Invasi budaya asing dan arus modernisasi menjadi salah satu faktor yang menyebabkan perubahan pola konsumsi masyarakat Indonesia. Berjamurnya kafe dan restoran yang menyajikan makanan cepat saji dan menu internasional perlahan menggeser keberadaan makanan lokal yang penuh gizi dan kaya rempah. Padahal dengan mengkonsumsi makanan lokal, kita turut menjaga kelestarian tradisi kuliner Nusantara dan melindungi warisan budaya dan alam Indonesia.

Kondisi ini mendorong Charles Toto, koki asal Papua, untuk menciptakan resep-resep masakan berbahan baku lokal. Sebagai putra asli Papua, Charles terpanggil untuk ikut melestarikan tradisi nenek moyang melalui kuliner Papua yang kian tergerus zaman. Menyajikan makanan khas Papua, seperti sagu yang seringkali dicap kampungan, justru membawanya keliling dunia.

Tidak seperti koki-koki pada umumnya yang memasak di dapur restoran, Charles Toto justru memasak di hutan. Chato–sapaan akrabnya–mencari bahan-bahan makanan langsung dari hutan dan menggunakan perlengkapan masak ramah lingkungan agar tidak menambah sampah. Ia juga seringkali mengolah makanan dengan bakar batu, cara masak tradisional Papua yang masih menjadi tradisi turun temurun masyarakat adat di Bumi Cenderawasih.

Melalui sajian khas Papua yang bahannya langsung diambil dari alam, Charles juga ingin menyampaikan pesan tentang pentingnya keberadaan hutan sebagai sumber penghidupan. Hutan menyediakan apa yang manusia perlukan untuk bertahan hidup. Pengolahan makanan dengan cara tradisional juga menjadi bagian dari identitas budaya orang Indonesia yang harus terus dilestarikan.

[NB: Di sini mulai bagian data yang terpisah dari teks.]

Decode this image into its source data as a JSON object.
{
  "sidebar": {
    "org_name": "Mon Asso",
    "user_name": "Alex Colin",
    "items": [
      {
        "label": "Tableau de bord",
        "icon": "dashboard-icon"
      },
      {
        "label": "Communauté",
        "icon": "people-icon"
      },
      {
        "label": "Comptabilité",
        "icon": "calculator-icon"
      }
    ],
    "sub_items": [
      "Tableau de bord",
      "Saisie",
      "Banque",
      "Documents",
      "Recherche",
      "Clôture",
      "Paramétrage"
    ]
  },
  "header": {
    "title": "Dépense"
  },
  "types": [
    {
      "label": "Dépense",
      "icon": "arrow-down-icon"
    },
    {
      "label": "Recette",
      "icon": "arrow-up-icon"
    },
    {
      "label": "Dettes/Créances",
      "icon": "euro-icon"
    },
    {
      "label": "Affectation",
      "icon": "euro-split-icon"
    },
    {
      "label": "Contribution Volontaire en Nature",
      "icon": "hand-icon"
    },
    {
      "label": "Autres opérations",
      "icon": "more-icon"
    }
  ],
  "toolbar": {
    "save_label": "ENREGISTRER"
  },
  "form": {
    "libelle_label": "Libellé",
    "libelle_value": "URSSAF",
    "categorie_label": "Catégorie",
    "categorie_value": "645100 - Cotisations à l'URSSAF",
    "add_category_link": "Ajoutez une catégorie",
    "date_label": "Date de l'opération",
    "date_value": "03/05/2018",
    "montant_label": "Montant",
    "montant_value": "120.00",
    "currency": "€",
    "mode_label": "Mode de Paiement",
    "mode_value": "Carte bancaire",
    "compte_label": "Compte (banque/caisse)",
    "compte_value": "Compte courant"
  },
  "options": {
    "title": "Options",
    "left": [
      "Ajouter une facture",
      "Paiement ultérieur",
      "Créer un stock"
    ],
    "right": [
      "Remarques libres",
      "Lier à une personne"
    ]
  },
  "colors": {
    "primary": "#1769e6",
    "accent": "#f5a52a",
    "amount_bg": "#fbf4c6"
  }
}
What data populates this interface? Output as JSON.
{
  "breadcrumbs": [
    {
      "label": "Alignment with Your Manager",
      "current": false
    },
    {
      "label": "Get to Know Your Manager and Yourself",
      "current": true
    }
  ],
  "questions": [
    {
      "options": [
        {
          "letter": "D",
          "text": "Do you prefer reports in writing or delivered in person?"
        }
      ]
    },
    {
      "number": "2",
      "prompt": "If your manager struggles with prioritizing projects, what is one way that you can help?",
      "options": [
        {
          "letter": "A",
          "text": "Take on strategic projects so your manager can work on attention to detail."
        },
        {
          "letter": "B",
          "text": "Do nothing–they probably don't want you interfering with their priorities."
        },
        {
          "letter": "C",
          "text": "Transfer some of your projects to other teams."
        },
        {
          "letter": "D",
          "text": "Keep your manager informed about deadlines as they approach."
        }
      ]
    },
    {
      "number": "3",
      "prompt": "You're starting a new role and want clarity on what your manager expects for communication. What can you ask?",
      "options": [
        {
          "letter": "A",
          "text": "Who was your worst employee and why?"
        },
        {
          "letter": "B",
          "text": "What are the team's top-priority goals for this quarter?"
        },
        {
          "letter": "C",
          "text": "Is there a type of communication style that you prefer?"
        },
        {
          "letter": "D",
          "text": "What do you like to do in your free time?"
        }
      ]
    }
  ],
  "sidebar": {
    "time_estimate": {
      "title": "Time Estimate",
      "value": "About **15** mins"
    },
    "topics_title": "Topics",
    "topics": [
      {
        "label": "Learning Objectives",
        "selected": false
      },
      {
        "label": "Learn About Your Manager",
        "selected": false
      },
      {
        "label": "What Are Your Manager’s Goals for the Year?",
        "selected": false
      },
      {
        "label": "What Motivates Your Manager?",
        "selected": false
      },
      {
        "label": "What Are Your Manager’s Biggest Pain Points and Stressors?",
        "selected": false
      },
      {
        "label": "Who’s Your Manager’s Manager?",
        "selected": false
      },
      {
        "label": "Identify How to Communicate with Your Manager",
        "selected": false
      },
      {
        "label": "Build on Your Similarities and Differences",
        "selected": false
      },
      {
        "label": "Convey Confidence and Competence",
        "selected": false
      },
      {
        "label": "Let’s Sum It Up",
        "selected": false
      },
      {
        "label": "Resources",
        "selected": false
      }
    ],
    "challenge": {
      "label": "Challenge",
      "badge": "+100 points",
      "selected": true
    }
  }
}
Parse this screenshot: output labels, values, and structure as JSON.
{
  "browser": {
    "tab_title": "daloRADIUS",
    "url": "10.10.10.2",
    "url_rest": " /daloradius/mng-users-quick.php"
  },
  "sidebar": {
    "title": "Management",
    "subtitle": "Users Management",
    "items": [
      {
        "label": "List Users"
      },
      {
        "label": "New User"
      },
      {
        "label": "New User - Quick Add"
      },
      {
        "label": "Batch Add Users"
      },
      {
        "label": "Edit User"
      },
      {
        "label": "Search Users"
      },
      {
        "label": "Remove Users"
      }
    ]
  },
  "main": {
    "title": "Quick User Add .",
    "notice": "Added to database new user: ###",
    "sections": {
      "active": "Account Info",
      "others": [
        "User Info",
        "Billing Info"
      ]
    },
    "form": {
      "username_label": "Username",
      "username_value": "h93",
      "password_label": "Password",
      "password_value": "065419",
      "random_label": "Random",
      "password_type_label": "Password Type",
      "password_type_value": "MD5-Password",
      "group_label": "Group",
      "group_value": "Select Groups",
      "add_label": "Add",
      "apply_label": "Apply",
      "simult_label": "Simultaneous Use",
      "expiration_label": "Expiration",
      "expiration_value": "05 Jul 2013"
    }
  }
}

Untuk mengetahui bagaimana Charles Toto memulai karirnya sebagai koki dan perjalanannya untuk melestarikan lingkungan dan budaya melalui kuliner tradisional, The Society of Indonesian Environmental Journalists (SIEJ) melakukan wawancara dengan sosok yang dikenal sebagai “Jungle Chef” ini pada Rabu, 29 September 2021. 

Bagaimana awal mula Anda tertarik pada tata boga?

Awal mula mengenal dunia tata boga sendiri dari mama. Saya melihat apa yang biasa dilakukan mama ketika memasak karena  dulu beliau bersekolah di sekolah gadis, sekolah khusus perempuan di Papua. Di sekolah itu, perempuan diajarkan berbagai keahlian yang dapat berguna saat berumah tangga, seperti memasak.  Saya sendiri bersekolah di SMK 1 Jayapura jurusan tata boga pada 1993 dan lulus pada 1996.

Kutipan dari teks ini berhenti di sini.